Multi-Domain Crawling

By default, only the seed domain is crawled. To allow additional domains:
[project]
domains = ["example.com", "blog.example.com", "cdn.example.com"]

User-Agent

By default, SquirrelScan uses a random browser user-agent for each crawl session. This helps avoid bot detection and ensures your audit sees the same content real users would see.

Default Behavior

Each crawl session generates a random user-agent from real browser fingerprints (Chrome, Firefox, Safari, Edge) across desktop, mobile, and tablet devices. The same user-agent is used for all requests within a single crawl.

Custom User-Agent

To override the random user-agent with a fixed value:
[crawler]
# Use a specific user-agent
user_agent = "MyBot/1.0 (+https://example.com/bot)"

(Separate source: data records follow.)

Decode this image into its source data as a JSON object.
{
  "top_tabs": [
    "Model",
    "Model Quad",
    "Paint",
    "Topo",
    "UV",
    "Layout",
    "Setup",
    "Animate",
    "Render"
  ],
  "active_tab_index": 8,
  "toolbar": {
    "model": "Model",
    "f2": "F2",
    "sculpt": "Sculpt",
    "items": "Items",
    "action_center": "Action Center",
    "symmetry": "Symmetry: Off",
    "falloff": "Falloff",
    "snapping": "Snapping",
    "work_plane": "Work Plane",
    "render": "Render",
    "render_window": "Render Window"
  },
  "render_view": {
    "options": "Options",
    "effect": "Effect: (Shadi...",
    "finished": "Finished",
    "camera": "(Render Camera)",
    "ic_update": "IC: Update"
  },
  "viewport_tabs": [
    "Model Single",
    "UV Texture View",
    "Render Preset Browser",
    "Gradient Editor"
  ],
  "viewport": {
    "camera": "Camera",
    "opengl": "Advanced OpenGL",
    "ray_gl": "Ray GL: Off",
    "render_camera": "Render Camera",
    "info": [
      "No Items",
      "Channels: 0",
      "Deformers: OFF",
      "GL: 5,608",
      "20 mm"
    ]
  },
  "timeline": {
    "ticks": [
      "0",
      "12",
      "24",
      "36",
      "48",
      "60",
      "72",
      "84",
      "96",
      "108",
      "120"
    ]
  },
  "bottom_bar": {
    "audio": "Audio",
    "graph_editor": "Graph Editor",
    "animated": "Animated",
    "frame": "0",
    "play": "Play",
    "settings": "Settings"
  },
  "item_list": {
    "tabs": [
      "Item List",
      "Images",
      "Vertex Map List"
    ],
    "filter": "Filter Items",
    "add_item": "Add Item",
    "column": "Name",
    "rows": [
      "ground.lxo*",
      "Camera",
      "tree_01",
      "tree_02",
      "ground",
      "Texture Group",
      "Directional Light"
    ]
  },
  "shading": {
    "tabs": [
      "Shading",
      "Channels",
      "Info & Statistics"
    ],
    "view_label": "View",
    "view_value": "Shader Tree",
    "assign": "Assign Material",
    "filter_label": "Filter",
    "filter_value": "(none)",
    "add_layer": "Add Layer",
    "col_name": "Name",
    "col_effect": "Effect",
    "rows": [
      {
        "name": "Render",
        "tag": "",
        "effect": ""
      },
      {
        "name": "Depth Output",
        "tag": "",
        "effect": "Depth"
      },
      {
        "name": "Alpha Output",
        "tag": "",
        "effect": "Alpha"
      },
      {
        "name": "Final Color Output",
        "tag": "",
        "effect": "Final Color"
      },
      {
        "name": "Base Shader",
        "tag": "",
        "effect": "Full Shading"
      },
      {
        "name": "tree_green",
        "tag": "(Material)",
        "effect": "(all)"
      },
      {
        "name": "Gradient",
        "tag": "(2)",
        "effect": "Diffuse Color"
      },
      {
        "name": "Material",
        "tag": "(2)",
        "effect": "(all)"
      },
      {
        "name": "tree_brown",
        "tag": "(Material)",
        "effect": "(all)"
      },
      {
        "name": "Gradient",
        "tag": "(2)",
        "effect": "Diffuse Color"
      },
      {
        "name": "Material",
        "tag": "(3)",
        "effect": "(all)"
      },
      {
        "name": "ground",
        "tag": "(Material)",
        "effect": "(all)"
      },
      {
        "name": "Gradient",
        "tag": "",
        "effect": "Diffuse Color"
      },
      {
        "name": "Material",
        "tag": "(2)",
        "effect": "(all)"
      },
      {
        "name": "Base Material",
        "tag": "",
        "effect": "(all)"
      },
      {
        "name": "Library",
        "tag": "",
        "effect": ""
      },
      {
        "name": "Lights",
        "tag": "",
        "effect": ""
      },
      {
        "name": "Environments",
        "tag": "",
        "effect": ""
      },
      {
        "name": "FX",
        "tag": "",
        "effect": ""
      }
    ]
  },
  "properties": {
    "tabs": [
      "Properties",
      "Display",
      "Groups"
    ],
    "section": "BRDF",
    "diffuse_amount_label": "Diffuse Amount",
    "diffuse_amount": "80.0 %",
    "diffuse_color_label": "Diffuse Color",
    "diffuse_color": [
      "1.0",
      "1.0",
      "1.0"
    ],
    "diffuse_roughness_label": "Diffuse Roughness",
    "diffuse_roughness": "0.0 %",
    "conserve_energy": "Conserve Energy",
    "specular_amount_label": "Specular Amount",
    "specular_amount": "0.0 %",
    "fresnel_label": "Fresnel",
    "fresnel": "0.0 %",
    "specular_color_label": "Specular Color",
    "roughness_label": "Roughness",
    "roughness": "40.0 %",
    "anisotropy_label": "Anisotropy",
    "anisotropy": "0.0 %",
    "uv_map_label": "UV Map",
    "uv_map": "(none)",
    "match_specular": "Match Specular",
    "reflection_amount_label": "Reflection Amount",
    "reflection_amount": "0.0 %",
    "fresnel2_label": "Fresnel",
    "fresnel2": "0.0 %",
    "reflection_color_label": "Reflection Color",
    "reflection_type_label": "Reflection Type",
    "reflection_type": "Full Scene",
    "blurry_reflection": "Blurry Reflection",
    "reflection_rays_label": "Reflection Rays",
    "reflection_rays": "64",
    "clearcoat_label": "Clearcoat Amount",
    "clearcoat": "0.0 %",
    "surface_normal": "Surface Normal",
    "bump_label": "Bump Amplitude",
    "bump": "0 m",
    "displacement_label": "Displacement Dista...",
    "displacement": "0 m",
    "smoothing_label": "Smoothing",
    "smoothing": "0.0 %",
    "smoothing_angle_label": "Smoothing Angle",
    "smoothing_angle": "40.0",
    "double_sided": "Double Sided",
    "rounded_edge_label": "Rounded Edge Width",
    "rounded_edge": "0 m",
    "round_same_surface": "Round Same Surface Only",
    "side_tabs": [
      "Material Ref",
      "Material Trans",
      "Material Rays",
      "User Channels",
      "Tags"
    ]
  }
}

# Or use the SquirrelScan bot identifier
user_agent = "SquirrelScan/2.0 (+https://squirrelscan.com/bot)"
Set a custom user_agent if you need to:
  • Whitelist the crawler in your WAF or firewall
  • Test how your site responds to specific browsers
  • Identify squirrelscan requests in your server logs

Rate Limiting

SquirrelScan is polite by default:
[crawler]
concurrency = 5              # Total concurrent requests
per_host_concurrency = 2     # Max concurrent per host
delay_ms = 100               # Base delay between requests
per_host_delay_ms = 200      # Min delay per host
This prevents overloading servers while still crawling efficiently.

Robots.txt

By default, SquirrelScan respects robots.txt:
[crawler]
respect_robots = true  # default
The crawler:
  • Fetches /robots.txt before crawling
  • Honors Disallow rules for the SquirrelScan and * user agents
  • Discovers sitemaps from Sitemap: directives
Set respect_robots = false only for sites you own or have permission to audit fully.

Data Storage

Crawl data is stored in SQLite databases organized by domain:
~/.squirrel/projects/
├── example-com/
│   └── project.db      # All crawl sessions for example.com
├── blog-example-com/
│   └── project.db      # Separate for subdomains
Each database contains:
  • crawls - Session metadata and config
  • pages - HTML content, headers, timing
  • links - Internal and external links
  • images - Image metadata
  • frontier - URL queue state

Resuming Interrupted Crawls

If a crawl is interrupted (Ctrl+C, crash, etc.), it can be resumed:
# Interrupted at 30/100 pages
squirrel audit https://example.com -m 100
# ^C

# Resume - continues from page 31
squirrel audit https://example.com -m 100
The crawler detects the incomplete session and picks up where it left off.

Fresh Crawl (—refresh)

To ignore the cache and fetch all pages fresh:
squirrel audit https://example.com --refresh
This skips conditional GET and re-downloads everything. Useful when:
  • Debugging caching issues
  • Testing after major site changes
  • Verifying server responses

Crawler Stats

After each crawl, stats are stored:
StatDescription
pagesTotalTotal pages in crawl
pagesFetchedPages fetched fresh (200 responses)
pagesUnchangedPages from cache (304 responses)
pagesFailedFailed fetches
pagesSkippedSkipped (out of scope, robots.txt)
avgLoadTimeMsAverage page load time
bytesTotalTotal bytes downloaded

Timing Data

Each page records timing information:
  • loadTimeMs - Total request time
  • ttfb - Time to first byte
  • downloadTime - Body download time
This data feeds into performance rules like perf/ttfb.